Tuesday, March 17, 2020

questions of ultimate concern

Photo by Dmitri Ratushny. Creative Commons License.


In times like these, certain questions of ultimate concern naturally surface. We wonder: “What will become of us?” We become aware of our own vulnerability, our own fragility. The life we have been building and the rhythms to which we are accustomed change. We instinctively feel that when we come out on the other side of the ordeal, the world will be a very different place.

To be human is to be contingent. No person is an island. We are dependent beings. We depend upon the physical world: food, drink, light, clean air, an ecosystem so delicately balanced it is capable of knocking us speechless with awe. We have bodies and when one’s body comes under threat it is human instinct to guard against such threats.

But we are more than just organs, bone and skin. We crave relationship, we have emotion, and we have deep-seated needs of security and a sense of identity. We have creative impulses and we want our lives to be generative. One’s body may grow stronger or weaker, but these deeper emotional and spiritual impulses remain constant (and can even intensify in response to our life situation).

The mind can help us address these deeper needs but it can really only get us so far. Though the mind can help us think rationally in the midst of crisis, there may linger certain irrational fears and primal desires that lie deeper than our abilities to think our way through them.

Life is ultimately a way of the heart. Love makes sense but, in the end, the opening of the heart to love takes faith. One never knows if one’s openness will be betrayed by the one for whom we opened our heart in the first place. Trust is courageous and to have courage is to live by the way of the heart.

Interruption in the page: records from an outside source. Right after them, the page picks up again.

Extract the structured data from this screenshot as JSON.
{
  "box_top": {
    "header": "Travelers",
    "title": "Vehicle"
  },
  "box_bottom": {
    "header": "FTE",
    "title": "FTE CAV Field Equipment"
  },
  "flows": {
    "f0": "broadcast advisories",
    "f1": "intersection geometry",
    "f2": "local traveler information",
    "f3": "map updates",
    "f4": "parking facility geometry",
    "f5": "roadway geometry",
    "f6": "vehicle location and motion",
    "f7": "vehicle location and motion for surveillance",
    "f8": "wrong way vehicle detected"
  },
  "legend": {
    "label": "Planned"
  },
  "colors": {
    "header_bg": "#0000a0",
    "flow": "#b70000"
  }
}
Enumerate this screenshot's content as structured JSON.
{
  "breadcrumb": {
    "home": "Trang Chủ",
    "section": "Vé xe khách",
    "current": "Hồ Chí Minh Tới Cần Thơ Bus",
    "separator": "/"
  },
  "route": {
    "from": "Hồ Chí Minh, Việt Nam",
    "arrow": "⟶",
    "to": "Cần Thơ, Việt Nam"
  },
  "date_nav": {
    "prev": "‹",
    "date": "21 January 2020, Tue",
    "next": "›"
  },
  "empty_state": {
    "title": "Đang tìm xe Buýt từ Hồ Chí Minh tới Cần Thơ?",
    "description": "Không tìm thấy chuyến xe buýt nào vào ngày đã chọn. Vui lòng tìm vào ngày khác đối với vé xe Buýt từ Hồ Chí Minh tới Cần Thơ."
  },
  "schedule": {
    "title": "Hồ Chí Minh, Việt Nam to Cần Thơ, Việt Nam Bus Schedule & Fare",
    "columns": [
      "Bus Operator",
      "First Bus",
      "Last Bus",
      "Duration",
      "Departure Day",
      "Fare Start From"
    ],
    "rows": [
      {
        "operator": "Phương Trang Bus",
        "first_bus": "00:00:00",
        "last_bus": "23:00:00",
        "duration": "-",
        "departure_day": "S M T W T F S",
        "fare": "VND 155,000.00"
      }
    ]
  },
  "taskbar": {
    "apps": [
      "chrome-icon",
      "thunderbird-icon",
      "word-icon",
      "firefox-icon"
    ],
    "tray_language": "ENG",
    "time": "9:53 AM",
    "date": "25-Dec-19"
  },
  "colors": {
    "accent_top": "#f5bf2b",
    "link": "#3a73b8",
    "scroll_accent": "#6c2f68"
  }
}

I believe that when we pay attention to these deeper questions (when we can get beyond just playing mind games) we come to a point where we come face to face with God, who is the ultimate ground of all being, who is there, ready to meet us in love, in whom we find
love,
security,
identity,
creativity,
purpose,
meaning,
acceptance,
peace,
grace,
and joy.

My calling in this life is to help people engage these ultimate concerns, to find a way out of mere existential angst (or avoidance), and to thrive in the deepest part of their being. If you would like someone to talk with about these things, I would count it an honor to be that friend to you. Just send me a message and we can talk. I promise I will not preach at you but will mainly try to be a good listener. The soul is a tender space. I will be gentle and, perhaps, playful. The soul is the spring of joy, after all.

Always remember: you are not alone and you are loved.